Until now, online and traditional agents have had lamentably little impact. Rightmove and Zoopla dominate the search market but, in truth, all they are is an internet shop window. The vast majority of sellers still hire a traditional estate agent, and the vast majority of tenants have little choice but to go through a letting agency and pay often exorbitant fees to find a home.
But this is changing. Already, star fund manager Neil Woodford has pumped £7m into PurpleBricks.com, while easyProperty.com, the latest venture from Sir Stelios Haji-Ioannou, has raised £10m and has begun its assault on the lettings market.
If you are a landlord trying to find a tenant, you will start to notice these players.
What they are all fighting over are the staggering agency commissions and profits. Landlords using a letting agency such as Foxtons can pay 11% + vat of the annual rent to find a tenant, or 17% + vat for the full management service. Let`s not forget fees to tenants. “administration”, “check-in”, “inventory”, “deposit protection” and “credit referencing”.
But will the online agents, even if stuffed with cash for advertising, really dislodge the incumbents, as much as we like to hate them? On a straightforward comparison of costs, there is no case to answer. PurpleBricks has a flat fee of £798, while Emoov’s full service is £658.50. For lettings, OpenRent charges landlords £49 to find a tenant, easyProperty £59.99 and uPad £118.80, although these are for the basic service. To manage a rental, easyProperty will charge 3% of the rent.
For tenants, it’s just as good. OpenRent, for example, charges £20 per reference conducted, and it says not all landlords insist on referencing. and says: “That’s it. No admin fees, no contract signing fees, no hidden charges,” which represents a huge saving for anyone renting.
Crucially, what all these online services have gained is access to Rightmove and Zoopla. The property portals, which are the first step for nearly everyone buying or renting a home, have banned individuals from posting their own properties, or landlords advertising their buy-to-let. They only allow agents to advertise – and are happy for the likes of PurpleBricks to come on board.

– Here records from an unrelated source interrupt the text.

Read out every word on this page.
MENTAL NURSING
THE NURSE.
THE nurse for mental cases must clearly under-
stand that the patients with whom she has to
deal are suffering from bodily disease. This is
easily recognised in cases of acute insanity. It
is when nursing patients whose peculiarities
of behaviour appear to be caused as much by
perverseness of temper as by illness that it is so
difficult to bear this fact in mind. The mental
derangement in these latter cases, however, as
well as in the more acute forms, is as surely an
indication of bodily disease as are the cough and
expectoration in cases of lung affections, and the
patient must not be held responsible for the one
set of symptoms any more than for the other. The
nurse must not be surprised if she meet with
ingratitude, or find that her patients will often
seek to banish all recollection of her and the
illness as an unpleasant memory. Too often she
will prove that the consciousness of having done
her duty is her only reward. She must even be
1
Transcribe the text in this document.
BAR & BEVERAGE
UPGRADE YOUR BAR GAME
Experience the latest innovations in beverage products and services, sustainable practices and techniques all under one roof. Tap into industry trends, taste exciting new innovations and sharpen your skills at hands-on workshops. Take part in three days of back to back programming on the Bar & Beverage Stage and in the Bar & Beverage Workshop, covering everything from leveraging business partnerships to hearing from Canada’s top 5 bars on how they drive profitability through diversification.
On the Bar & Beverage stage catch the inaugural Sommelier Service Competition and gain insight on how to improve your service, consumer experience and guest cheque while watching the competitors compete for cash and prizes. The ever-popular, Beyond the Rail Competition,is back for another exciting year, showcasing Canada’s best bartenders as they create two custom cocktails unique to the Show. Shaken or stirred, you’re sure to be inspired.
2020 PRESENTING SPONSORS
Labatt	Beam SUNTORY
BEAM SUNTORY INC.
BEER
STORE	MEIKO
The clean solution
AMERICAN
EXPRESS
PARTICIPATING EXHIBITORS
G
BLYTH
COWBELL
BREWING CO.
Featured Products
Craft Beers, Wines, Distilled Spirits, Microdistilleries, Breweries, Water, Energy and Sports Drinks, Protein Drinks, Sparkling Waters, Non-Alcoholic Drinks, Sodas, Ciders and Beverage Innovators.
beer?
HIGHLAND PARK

But what if the boiler breaks down – can the tenant or landlord rely on the online agent to fix the problem? Will the online agent take lovely pictures to sell your home, arrange viewings, or handle the inventory and tenant check-in? Interestingly, most major estate agency chains have outsourced such services – they use specialist management companies to handle tenants, and external firms for photos and brochures – and the online providers say they use exactly the same people. So you get the same service for a fraction of the price.
Given this, just how much longer can traditional high-charging estate agents and letting agents survive? Watch this space as the war between Online and traditional agents hots up.